È passato un po’ di tempo da quando abbiamo iniziato a portare il volantino della Parola di Vita ogni mese ai prigionieri e anche alle loro famiglie. Dopo qualche tempo, con nostra grande sorpresa, abbiamo scoperto che nel settore di sorveglianza speciale si era creata una piccola comunità di prigionieri, guidata da un giovane. Insieme discutono del contenuto del volantino e durante il mese cercano di metterlo in pratica e fare esperienze davvero significative.

«Nella mia gioventù -racconta Y- ho commesso alcuni reati per i quali sto scontando una condanna a vita. Sono nella carcere della città di Guantanamo (non lontano dal famigerato carcere americano di massima sicurezza). Ho trovato la mia fede in Dio grazie ai membri del Movimento dei Focolari, che da qualche anno mi fanno visita regolarmente. Ho anche scritto la mia storia, dove parlo del mio incontro con Dio e di come si è riaccesa in me la speranza nella Vita eterna. Ogni giorno cerco di mettere in pratica la Parola di Vita del mese.»

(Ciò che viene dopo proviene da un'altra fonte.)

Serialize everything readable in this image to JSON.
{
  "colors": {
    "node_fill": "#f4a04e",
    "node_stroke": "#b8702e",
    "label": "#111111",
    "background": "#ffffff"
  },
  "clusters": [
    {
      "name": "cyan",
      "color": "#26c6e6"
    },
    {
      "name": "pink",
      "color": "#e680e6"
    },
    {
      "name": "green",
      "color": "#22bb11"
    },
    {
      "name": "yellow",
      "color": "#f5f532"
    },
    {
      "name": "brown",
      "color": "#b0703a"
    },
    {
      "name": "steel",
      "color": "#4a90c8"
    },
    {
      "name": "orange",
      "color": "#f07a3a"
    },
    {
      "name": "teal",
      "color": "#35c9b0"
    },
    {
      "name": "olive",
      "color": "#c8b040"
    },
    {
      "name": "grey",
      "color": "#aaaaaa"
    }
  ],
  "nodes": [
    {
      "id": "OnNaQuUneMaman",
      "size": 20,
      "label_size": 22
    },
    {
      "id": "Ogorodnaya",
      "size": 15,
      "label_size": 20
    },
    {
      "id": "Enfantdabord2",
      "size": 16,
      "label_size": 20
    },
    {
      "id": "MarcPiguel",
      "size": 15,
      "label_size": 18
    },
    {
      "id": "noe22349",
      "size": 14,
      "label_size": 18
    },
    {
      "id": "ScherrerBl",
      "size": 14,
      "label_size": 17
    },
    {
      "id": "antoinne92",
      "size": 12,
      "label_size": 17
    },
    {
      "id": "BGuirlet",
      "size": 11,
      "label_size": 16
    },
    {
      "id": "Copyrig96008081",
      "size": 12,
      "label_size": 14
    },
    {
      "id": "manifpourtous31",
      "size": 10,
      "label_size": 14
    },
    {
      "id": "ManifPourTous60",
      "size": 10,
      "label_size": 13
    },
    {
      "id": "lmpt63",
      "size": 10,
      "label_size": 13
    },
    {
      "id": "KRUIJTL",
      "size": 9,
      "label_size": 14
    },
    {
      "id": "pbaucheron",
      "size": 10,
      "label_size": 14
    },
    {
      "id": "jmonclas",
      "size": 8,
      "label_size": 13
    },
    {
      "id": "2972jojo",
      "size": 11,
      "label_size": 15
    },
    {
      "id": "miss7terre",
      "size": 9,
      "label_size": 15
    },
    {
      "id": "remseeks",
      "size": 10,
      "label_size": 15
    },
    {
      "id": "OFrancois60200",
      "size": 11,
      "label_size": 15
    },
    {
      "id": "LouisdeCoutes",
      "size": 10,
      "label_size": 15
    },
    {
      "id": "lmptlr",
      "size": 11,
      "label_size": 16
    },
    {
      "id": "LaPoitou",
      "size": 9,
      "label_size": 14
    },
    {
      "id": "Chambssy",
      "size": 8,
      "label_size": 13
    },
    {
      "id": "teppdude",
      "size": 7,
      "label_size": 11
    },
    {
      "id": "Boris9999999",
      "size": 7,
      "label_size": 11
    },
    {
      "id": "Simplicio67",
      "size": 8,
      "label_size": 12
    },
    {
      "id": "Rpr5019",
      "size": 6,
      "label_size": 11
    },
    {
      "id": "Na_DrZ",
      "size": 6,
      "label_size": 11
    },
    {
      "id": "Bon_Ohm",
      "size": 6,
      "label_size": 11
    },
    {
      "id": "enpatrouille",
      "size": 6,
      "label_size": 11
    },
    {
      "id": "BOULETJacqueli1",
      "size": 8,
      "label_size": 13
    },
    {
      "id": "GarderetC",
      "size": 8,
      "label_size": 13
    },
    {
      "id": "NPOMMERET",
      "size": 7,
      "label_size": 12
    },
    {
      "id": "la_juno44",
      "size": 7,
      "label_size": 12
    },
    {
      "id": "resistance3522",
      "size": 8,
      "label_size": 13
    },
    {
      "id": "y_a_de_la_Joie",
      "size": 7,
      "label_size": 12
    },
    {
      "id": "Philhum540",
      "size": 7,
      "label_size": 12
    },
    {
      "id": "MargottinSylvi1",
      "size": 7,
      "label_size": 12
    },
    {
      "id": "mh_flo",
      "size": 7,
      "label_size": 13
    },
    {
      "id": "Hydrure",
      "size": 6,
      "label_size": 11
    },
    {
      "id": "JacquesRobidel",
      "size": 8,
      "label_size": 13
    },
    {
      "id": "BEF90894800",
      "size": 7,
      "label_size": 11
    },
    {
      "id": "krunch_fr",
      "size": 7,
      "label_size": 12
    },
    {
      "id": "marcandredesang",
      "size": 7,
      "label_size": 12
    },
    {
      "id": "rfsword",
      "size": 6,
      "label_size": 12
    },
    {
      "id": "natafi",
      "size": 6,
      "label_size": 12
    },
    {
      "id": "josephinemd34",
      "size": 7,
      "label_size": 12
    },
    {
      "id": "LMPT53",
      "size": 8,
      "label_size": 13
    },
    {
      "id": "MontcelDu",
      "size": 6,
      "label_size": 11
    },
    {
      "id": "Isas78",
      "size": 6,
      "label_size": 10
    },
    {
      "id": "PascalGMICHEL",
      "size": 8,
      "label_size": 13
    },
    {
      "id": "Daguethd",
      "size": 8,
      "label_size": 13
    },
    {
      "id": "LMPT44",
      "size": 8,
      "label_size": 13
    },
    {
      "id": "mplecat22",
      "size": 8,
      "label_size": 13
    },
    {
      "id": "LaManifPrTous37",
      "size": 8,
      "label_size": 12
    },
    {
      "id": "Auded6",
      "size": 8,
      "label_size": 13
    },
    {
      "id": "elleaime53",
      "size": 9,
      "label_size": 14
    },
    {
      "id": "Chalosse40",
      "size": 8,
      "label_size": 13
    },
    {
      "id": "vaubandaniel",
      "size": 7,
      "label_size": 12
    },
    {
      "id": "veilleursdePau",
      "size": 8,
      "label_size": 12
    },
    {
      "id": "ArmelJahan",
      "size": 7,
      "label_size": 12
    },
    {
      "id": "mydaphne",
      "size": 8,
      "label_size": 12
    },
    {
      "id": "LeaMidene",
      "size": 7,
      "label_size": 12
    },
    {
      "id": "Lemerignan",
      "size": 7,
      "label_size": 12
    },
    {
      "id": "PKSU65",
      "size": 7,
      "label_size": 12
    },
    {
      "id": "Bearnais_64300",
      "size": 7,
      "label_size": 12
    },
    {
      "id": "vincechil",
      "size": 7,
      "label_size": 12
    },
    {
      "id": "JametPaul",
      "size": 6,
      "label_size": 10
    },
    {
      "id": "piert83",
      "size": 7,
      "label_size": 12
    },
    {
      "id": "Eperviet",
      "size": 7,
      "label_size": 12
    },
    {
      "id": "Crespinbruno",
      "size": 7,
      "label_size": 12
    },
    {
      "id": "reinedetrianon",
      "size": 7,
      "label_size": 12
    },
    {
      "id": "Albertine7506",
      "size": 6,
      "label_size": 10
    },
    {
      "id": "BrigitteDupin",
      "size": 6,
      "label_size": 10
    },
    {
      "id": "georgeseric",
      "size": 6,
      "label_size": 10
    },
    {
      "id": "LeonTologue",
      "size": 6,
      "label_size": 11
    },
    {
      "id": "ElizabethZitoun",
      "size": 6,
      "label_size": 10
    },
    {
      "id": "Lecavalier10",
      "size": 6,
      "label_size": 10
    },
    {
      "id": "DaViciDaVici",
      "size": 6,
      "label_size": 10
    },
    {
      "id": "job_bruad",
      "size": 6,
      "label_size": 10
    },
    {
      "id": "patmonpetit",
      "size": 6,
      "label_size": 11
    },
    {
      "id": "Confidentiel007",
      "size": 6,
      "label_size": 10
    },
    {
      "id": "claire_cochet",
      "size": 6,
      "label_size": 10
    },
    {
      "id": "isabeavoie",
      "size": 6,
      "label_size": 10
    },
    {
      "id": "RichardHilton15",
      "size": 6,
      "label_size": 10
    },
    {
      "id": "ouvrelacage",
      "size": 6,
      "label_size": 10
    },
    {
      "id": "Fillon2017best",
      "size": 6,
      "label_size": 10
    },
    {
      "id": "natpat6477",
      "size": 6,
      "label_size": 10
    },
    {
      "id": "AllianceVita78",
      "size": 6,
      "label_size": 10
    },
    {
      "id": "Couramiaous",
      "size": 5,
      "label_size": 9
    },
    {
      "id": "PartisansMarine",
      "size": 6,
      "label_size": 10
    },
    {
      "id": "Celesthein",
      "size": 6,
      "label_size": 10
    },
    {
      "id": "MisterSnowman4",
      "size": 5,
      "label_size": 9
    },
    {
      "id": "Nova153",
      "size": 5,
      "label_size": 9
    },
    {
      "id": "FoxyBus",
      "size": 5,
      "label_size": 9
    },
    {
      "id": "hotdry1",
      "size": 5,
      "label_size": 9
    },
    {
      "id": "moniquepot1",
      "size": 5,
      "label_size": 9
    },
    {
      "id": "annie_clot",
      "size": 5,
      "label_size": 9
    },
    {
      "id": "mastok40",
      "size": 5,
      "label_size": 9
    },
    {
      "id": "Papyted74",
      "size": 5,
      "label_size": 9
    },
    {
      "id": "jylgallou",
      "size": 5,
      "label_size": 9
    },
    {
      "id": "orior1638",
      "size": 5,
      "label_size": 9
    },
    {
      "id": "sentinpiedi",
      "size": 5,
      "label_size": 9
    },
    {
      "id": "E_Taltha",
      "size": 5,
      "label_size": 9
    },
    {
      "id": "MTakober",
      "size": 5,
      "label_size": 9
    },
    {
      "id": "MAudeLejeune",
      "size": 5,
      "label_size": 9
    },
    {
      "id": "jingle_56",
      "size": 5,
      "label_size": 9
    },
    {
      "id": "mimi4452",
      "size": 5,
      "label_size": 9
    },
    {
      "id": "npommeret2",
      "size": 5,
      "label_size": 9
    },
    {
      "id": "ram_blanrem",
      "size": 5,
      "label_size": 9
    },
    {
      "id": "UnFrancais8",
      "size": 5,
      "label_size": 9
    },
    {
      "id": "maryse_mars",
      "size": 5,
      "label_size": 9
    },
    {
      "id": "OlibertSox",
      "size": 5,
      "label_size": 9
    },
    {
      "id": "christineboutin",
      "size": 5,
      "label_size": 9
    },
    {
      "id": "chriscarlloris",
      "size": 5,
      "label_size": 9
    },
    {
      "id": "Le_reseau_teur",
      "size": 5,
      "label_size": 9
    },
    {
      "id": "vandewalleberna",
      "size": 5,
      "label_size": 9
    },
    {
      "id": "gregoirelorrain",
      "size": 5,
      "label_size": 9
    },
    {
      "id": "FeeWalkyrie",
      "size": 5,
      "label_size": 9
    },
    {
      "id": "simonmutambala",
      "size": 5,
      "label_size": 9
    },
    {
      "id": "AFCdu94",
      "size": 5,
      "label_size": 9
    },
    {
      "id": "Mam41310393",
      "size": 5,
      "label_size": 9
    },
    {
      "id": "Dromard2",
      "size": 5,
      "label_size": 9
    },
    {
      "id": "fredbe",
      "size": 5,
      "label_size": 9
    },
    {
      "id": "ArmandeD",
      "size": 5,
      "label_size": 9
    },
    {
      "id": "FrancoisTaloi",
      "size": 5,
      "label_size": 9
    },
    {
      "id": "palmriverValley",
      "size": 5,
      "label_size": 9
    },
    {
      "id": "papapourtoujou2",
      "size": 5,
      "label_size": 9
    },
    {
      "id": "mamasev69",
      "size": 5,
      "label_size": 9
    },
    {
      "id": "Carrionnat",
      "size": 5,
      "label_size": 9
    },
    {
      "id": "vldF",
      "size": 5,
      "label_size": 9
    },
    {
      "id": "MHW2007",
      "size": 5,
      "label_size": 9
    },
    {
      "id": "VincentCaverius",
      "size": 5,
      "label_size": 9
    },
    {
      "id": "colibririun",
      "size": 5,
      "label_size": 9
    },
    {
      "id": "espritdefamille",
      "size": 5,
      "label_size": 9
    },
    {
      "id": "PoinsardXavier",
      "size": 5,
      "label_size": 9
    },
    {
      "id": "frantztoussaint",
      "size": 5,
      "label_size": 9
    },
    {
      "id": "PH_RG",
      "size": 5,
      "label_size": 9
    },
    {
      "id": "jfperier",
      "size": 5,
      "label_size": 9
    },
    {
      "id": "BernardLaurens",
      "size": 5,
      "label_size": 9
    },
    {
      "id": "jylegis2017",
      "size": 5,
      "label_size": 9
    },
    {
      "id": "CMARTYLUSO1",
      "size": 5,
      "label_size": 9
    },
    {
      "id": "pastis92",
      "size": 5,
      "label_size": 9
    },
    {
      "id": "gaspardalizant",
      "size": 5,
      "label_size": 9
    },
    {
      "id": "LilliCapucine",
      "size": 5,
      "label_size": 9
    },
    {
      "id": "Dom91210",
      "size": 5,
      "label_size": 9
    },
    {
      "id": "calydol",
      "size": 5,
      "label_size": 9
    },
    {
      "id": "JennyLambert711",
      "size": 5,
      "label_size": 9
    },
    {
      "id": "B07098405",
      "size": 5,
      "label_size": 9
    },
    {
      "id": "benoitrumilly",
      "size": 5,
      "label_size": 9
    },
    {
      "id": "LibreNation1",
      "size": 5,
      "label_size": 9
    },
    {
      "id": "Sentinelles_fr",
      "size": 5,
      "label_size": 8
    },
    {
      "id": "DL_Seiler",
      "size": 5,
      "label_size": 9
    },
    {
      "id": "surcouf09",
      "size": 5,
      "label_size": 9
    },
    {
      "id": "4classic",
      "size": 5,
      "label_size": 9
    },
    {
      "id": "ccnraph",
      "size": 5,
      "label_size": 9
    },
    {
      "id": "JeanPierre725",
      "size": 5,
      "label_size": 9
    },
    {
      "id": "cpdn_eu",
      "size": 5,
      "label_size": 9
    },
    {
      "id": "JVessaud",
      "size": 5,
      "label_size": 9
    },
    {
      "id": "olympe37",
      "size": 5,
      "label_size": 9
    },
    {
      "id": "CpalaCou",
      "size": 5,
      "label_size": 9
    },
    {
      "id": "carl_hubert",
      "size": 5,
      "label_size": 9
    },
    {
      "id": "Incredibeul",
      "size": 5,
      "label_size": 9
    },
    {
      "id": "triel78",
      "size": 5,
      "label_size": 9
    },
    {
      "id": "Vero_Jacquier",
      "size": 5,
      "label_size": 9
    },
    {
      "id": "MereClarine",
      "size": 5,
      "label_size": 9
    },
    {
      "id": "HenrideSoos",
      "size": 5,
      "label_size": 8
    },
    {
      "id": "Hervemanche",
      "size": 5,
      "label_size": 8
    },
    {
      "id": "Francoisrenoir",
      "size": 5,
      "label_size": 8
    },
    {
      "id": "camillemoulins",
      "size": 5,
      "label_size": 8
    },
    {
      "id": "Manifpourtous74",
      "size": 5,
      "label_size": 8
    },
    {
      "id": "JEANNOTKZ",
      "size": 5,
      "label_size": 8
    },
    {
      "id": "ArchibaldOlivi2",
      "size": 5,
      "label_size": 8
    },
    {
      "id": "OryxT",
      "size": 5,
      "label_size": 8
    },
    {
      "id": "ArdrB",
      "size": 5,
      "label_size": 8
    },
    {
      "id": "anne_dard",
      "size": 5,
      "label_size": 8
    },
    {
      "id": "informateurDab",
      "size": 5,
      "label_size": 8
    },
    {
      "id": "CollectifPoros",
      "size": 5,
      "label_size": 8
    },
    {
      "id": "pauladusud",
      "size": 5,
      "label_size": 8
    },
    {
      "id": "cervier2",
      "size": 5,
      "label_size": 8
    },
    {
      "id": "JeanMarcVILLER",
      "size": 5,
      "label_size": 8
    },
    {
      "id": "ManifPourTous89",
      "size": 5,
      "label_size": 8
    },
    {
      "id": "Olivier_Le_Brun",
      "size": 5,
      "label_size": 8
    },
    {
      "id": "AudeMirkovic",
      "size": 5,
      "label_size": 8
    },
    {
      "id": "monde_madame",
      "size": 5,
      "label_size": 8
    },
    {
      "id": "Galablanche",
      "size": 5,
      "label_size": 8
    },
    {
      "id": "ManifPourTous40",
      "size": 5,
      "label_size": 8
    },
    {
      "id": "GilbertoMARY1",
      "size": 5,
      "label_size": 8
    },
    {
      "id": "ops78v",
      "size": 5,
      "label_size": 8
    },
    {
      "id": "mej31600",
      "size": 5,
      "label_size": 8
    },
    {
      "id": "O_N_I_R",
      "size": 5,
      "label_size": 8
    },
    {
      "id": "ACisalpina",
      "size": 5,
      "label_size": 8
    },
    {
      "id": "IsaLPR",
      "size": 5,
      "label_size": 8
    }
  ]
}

Un giorno, un altro prigioniero, Y, ci ha detto al telefono: «Ho la febbre e un forte mal di testa. Avevo davvero bisogno di parlare con te e ho colto l’occasione di un permesso per fare una chiamata. Parlare con te è come un balsamo per me.» Gli ho assicurato che stavamo pregando per lui e che Gesù è venuto a salvarci, nonostante la vita che viviamo sulla terra. Ha detto che era convinto anche lui di questo e ha aggiunto «questo è quello per cui prego per tutti i giorni, e mi dà la forza di continuare ad amare tutti».”